Eine Muslima und eine Buddhistin helfen schwangeren Frauen im Westen Myanmars dabei, ihre Kinder zur Welt zu bringen. Von diesem Ausgangspunkt zieht der Film »Midwives – Hebammen« immer weitere Kreise, bis am Ende nicht nur die komplizierte Beziehung zwischen den beiden Protagonistinnen, sondern auch eine Menge über die Lebensbedingungen vieler Frauen in dem Land deutlich geworden ist.
Der Film räumt erst einmal mit dem im Westen gängigen Bild des friedfertigen Buddhismus auf. In einer Protestdemonstration ziehen Buddhisten, auch Mönche sind unter ihnen, zu einem vom Moslems bewohnten Dorf, um es niederzubrennen. Die muslimische Minderheit der Rohingya wird verfolgt, grundlegende Rechte werden ihr verweigert. Viele Menschen sind ins benachbarte Bangladesch geflohen.

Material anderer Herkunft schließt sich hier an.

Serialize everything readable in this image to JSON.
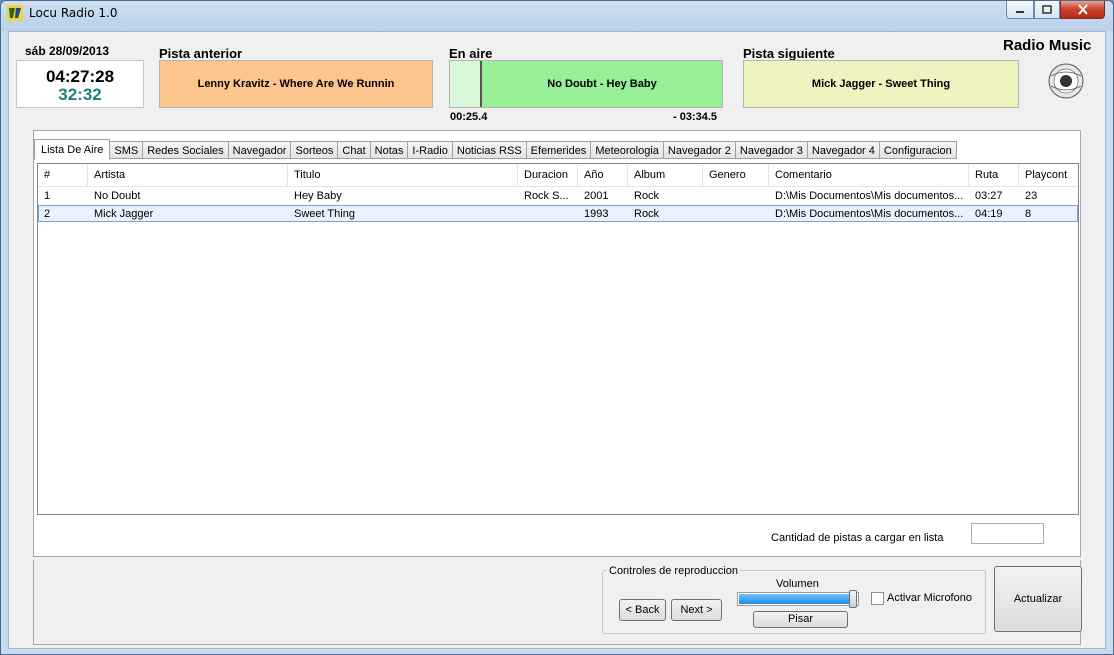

Umso bemerkenswerter ist, dass die Buddhistin Hla ihre Krankenstation, die Klinik zu nennen eine Übertreibung wäre, mit der Muslima Nyo Nyo betreibt. Weit und breit sind sie die Einzigen, die schwangere oder kranke Frauen – eine an Typhus erkrankte wird für ein paar Tage betreut – medizinisch versorgen (ein verletzter Mann ist nicht zu sehen). Einerseits wird Hla übelgenommen, dass sie Rohingya-Frauen behandelt, andererseits darf ihre muslimische Assistentin keinesfalls Hand an eine buddhistische Bamar legen.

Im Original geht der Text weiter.